I read somewhere (I think it was Barry Ritholtz book Bailout Nation) that Alan Greenspan’s first utterance when stepping off of a plane, while some crisis was brewing, was “what’s the market doing?” As the Greenspan story goes, during the heydays of the ’90s, he couldn’t grab a bite in a Wall Street restaurant without having to meander through a standing ovation on the way to his table. “The Maestro” they called him.
Milton Friedman, as you might imagine, was on the very short-list of potential Washington appointees. But while he was more than willing to give private counsel to policymakers – which he did (but, alas, he says they never took his advice) – he made it very clear that he was of better service to the “ordinary man” in his capacity as a teacher. He said (words to the effect) that when one takes a position in Washington one must become a team player, and that simply wasn’t his style. As for Greenspan, I’ve read a few of his writings from the days he clung to the coattails of Ayn Rand, and I can tell you, when Greenspan became the chairman he became the poster-boy for team players. Truly, the bailouts orchestrated by Greenspan the maestro would have received a blasting condemnation from Greenspan the Randian.
I can’t speak as confidently to the history of present chairman Ben Bernanke. I don’t know that he, like Greenspan, was a once free-market ideologue, later to be captured by the political process. But regardless of his upbringing, it is abundantly clear, with QE3 in the offing, that he guzzles the Kool Aid.

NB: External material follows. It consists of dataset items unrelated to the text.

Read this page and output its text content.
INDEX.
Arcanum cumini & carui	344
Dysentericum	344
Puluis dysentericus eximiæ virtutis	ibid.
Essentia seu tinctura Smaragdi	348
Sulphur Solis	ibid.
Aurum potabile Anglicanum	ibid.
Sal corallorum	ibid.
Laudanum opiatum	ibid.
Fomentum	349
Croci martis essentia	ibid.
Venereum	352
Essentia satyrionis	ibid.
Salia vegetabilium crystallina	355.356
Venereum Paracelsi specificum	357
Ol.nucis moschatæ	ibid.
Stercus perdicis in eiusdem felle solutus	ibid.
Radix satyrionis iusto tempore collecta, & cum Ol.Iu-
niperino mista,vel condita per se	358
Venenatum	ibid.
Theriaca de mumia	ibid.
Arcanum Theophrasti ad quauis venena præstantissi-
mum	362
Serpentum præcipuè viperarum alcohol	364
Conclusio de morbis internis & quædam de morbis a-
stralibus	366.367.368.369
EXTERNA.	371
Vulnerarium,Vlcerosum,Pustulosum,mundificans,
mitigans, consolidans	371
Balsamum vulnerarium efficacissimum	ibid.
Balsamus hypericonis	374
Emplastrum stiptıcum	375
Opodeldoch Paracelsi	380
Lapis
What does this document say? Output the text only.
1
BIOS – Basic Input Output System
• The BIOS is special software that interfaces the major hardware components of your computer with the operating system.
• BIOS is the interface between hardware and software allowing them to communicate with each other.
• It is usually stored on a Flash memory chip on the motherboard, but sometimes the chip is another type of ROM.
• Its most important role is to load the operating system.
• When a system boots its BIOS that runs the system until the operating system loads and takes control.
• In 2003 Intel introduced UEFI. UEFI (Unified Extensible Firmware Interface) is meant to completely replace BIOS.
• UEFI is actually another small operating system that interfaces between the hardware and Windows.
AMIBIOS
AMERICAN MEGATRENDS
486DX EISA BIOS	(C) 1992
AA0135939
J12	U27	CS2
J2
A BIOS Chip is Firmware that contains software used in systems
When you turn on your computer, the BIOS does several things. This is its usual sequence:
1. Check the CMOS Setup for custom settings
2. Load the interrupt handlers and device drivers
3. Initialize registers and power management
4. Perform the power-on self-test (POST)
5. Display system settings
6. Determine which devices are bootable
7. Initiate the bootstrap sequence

Here are a few of this week’s headlines:
“Bernanke’s Words Could Make or Break Market Rally”
“Chance of Fed QE3 Dims for Economists and Investors Alike”
“Global Shares Dip, Euro Steadies Ahead of Bernanke Speech”
“Euro Equities Drop on Eve of Bernanke Speech”
“Rupee Range-Bound Ahead of GDP, Bernanke Speech”
“Precious Metals, Other Markets to Take Cue From Bernanke Speech”
Now, just for fun, replace Bernanke with your last name. Now you tell me, with all of mankind hanging on your every word, and knowing what the markets want, would you confess that, after pumping trillions into the financial system, it’s become glaringly apparent that the present economic anemia is in fact a structural, as opposed to a cyclical, phenomenon. That you can prime the pump till you’re blue in the face, and while you would surely enjoy the applause next week when you dine at Delmonico’s, the net economic effect of another round of QE is going to be zip.
Here’s the thing folks, the market is already awash with liquidity and interest rates are lower than my wildest dreams could have ever conjured up. Another trillion of bond-buying would surely boost equity prices for a moment, but, I assure you, monetary easing has never been more unnecessary than it is today. And, alas, over-easing, as we’ve learned from the era of the Maestro, can lead to some amazing, and most pernicious, asset bubbles (the obvious, presently, would be the bulging bond market). So if he does the right thing (turns off the spicket), which I don’t suspect he will, expect stocks to take an immediate hammering. And understand that, while you won’t enjoy opening the envelopes sporting your next few monthly statements, taking the market’s eye off the Fed and onto the prospects for future corporate earnings would be the best thing, longer-term, for your portfolio.